O bilmediğimiz iplerden, liflerden, sürgünlerden oluşan ruhu sarmalanmış, sarmaşıklaşmış, somutlaşmış da bedene dönüşmüş, o beden üşümemek için sandalyesini güne çekmiş oturuyor. Daha da üşümesin diye o serapa ruhtan oluşan bedene üst üste gömlekler, kazaklar, ceketler giydirmiş. Nereden baksanız bu çağa, hatta bu dünyaya ait değil diyeceğiniz bir insanın gözlerine baktığınızda anlıyorsunuz kendinizi, yerinizi, yurdunuzu.
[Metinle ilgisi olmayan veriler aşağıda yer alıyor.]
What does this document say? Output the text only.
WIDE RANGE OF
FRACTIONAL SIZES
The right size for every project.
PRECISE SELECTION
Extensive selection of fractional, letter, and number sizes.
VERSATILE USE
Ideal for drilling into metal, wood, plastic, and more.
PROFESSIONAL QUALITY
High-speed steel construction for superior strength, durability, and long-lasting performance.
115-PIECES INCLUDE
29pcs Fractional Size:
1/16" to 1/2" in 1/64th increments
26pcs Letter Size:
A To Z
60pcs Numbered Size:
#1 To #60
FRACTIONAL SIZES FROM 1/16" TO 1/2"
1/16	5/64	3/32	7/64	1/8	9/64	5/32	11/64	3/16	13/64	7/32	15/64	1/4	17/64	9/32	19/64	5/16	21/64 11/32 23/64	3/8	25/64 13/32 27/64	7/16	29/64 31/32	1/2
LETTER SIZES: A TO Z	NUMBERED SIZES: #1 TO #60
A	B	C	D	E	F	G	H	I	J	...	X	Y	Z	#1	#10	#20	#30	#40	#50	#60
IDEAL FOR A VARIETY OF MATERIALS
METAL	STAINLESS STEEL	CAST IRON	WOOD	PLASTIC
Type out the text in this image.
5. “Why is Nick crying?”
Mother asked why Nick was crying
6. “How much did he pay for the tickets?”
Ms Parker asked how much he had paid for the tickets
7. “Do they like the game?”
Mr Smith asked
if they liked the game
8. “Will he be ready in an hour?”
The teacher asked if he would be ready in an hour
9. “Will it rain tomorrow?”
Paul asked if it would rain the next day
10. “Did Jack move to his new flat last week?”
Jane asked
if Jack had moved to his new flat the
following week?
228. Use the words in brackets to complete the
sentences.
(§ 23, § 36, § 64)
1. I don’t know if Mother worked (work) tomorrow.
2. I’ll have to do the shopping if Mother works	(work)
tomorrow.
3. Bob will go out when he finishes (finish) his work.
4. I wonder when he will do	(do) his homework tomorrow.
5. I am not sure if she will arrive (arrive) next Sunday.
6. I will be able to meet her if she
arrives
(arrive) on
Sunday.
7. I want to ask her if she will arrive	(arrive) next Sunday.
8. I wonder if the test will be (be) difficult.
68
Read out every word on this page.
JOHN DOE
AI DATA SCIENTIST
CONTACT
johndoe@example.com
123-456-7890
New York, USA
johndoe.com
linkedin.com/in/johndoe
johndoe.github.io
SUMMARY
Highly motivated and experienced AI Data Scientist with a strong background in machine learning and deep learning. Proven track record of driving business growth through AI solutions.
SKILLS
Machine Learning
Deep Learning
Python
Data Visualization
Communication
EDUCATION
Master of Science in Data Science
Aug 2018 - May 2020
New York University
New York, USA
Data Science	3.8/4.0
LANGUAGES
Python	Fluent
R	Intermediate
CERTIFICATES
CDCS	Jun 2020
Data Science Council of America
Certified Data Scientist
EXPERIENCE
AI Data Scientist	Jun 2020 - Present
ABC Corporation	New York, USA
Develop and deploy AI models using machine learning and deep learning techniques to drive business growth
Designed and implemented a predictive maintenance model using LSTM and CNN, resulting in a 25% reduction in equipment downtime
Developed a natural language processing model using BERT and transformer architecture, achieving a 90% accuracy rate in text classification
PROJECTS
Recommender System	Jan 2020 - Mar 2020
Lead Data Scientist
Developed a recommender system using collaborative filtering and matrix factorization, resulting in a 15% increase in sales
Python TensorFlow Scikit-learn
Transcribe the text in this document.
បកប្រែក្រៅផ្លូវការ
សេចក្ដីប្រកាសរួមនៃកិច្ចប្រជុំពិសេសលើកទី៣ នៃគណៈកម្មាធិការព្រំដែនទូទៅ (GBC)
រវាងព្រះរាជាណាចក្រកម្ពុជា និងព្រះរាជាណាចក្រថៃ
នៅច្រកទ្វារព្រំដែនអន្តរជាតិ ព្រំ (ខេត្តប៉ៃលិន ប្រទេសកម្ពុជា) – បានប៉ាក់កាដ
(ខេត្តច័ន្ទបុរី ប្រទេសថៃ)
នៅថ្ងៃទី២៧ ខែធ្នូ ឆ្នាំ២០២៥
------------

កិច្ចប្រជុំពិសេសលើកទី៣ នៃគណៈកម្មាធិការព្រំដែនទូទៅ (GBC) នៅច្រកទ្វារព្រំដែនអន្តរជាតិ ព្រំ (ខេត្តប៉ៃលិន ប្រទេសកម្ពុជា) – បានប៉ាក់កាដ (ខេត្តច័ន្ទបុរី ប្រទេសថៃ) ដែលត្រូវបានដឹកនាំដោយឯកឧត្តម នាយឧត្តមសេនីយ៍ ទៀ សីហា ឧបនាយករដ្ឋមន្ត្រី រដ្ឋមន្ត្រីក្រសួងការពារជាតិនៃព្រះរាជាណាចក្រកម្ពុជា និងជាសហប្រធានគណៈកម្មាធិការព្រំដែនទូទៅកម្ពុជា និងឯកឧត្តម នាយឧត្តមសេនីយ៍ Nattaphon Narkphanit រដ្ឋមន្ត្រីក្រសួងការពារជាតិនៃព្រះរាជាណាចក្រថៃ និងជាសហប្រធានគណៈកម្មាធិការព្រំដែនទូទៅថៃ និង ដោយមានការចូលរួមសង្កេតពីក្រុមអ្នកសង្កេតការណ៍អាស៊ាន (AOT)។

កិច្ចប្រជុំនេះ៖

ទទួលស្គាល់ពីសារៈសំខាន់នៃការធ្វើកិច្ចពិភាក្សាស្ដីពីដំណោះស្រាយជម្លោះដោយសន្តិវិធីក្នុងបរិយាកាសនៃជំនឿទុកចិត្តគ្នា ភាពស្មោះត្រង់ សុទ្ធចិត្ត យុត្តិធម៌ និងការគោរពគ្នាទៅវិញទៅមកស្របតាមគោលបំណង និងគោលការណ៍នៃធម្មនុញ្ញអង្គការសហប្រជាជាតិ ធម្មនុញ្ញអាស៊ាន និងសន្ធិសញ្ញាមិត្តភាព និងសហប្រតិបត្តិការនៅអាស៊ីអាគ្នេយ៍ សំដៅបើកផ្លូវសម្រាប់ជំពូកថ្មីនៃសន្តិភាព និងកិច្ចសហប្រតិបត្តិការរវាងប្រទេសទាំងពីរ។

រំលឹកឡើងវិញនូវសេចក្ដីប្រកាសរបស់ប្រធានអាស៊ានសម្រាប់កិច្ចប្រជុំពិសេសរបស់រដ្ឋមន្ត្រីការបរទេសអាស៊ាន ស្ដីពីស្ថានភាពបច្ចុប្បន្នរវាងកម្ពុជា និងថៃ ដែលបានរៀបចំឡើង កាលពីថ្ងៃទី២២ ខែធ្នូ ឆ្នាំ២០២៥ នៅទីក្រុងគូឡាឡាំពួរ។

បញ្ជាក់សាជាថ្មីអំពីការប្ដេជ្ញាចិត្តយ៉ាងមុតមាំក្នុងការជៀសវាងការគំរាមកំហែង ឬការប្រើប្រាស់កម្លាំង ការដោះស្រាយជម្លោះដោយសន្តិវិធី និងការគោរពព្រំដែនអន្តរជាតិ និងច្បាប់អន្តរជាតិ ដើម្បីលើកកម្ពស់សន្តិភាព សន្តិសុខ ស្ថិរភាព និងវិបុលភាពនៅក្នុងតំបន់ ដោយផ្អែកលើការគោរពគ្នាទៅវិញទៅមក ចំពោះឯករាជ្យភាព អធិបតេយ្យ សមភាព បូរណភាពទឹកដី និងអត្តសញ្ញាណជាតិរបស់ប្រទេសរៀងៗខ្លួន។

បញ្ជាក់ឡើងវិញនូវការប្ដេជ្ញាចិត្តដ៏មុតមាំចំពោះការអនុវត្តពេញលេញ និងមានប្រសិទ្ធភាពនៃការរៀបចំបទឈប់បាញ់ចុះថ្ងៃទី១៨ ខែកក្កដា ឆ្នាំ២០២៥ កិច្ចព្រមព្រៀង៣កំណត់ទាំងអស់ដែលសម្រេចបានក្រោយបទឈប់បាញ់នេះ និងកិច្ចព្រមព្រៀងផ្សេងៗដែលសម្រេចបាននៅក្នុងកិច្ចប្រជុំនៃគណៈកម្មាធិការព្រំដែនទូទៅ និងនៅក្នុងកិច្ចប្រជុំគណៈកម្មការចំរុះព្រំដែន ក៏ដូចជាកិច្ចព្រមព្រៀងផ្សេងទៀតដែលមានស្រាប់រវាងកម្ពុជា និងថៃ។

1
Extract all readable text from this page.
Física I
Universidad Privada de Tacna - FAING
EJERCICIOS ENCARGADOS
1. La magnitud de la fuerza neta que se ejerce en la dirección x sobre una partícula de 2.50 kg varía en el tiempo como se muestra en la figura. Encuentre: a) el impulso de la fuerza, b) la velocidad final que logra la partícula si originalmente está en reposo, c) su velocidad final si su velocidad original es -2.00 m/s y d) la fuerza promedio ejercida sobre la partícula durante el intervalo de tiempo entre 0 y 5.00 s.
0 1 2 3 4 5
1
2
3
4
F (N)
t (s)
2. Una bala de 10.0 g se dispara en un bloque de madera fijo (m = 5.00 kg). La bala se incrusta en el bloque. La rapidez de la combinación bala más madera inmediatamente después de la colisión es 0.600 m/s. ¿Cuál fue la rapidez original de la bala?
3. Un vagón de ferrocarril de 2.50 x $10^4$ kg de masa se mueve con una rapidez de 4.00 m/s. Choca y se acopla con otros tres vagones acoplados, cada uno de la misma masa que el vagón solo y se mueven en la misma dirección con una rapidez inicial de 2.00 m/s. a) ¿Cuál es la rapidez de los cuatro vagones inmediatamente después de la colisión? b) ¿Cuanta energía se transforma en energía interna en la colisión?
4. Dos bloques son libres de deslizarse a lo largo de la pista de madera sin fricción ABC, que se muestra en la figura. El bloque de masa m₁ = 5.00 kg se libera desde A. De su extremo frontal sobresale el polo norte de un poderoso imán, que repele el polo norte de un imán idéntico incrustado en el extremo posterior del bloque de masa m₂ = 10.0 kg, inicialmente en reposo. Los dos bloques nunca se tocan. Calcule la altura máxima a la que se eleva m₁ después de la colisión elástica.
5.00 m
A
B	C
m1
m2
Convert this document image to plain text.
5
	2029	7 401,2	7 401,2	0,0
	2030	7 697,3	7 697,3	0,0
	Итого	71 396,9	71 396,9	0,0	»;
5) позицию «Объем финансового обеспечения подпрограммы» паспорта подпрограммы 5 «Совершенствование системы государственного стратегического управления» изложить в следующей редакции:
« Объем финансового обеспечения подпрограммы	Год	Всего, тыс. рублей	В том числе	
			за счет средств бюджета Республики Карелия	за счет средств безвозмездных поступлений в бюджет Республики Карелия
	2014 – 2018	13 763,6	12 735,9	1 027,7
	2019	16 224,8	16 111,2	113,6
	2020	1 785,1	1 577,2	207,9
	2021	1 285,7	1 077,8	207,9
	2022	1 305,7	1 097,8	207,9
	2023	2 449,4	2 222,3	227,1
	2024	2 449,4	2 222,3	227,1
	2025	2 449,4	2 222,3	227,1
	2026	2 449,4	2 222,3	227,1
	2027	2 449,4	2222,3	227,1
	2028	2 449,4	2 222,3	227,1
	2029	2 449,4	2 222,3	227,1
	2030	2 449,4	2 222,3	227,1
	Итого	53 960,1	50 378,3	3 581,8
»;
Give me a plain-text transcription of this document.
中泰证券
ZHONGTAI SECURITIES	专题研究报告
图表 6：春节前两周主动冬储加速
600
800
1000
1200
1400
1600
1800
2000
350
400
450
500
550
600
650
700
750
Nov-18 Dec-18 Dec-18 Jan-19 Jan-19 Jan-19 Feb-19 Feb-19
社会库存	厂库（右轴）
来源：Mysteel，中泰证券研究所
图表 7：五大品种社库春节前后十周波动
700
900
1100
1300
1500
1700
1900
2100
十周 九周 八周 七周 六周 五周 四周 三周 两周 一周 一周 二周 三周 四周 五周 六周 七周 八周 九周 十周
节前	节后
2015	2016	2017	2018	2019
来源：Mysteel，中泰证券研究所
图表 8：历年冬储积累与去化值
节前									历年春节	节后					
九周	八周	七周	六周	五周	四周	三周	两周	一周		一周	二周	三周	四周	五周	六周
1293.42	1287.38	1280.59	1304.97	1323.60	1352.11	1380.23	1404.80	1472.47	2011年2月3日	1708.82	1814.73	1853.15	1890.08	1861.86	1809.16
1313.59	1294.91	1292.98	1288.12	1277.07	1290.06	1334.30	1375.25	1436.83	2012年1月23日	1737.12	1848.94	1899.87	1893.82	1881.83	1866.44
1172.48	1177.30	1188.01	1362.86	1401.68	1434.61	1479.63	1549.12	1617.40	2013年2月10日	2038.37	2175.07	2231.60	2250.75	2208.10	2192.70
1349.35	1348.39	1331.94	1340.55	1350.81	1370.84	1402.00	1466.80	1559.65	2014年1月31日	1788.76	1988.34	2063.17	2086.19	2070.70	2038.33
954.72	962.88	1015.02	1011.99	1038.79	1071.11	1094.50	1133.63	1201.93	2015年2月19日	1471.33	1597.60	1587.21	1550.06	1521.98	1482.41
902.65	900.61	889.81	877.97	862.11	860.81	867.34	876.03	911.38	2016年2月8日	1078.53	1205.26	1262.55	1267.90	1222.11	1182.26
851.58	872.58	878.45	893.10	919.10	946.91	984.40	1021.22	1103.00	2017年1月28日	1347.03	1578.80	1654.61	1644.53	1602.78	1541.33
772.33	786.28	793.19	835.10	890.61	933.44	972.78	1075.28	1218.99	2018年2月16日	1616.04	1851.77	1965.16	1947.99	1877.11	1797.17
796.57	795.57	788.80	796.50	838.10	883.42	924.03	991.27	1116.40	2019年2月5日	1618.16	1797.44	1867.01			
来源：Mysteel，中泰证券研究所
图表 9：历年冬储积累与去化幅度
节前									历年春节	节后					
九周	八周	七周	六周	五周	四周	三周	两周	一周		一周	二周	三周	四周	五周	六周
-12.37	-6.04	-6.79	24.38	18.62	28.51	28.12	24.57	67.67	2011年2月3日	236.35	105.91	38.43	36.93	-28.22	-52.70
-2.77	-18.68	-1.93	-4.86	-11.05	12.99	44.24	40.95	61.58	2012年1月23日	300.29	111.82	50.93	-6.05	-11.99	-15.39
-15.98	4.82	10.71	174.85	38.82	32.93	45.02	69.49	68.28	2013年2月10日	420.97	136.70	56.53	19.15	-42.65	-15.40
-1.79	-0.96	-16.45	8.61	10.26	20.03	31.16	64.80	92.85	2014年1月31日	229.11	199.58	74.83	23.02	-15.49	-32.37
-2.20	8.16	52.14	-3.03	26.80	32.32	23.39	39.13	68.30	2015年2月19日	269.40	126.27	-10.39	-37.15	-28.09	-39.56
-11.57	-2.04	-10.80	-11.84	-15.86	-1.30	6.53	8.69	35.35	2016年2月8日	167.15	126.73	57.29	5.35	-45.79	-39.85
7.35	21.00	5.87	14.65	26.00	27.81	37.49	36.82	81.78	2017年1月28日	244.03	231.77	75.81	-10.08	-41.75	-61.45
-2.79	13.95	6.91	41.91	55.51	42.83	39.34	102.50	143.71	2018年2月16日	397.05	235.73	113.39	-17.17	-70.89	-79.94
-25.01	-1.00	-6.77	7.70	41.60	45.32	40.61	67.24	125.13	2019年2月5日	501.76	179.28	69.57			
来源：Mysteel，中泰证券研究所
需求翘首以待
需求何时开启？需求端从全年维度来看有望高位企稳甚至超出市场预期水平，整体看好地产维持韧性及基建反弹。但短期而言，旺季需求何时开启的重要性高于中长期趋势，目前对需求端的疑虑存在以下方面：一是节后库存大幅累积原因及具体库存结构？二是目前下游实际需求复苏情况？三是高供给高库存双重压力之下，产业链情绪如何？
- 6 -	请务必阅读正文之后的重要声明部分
Konutlar, konaklar, saraylar inşa etsek de göçebeliğimizi…
Çayını güneşte demleyenlerden…
Gözlerinde uçsuz bucaksız kervanlar… Kervanbaşı da kervan sonu da kendisi… Yeryüzünün bir yüreğe dar geldiği anları çok yaşamış ki, çelişki değil, bir dağ gibi duruyor oturduğu yerde. Kapanmasa, biri hadi gidelim demese bir milyon yıl kalacakmış gibi orada…
Allah’ın kelimelerine tutunuyor düşmemek için o hiçbirimizin fark etmediği uçurumlardan…
Bir modern zamanlar Musa’sı olup dizelerden kendisine dayanak yapıyor, ucu hayatı yutan modern ejderhaları korkutan bir baston…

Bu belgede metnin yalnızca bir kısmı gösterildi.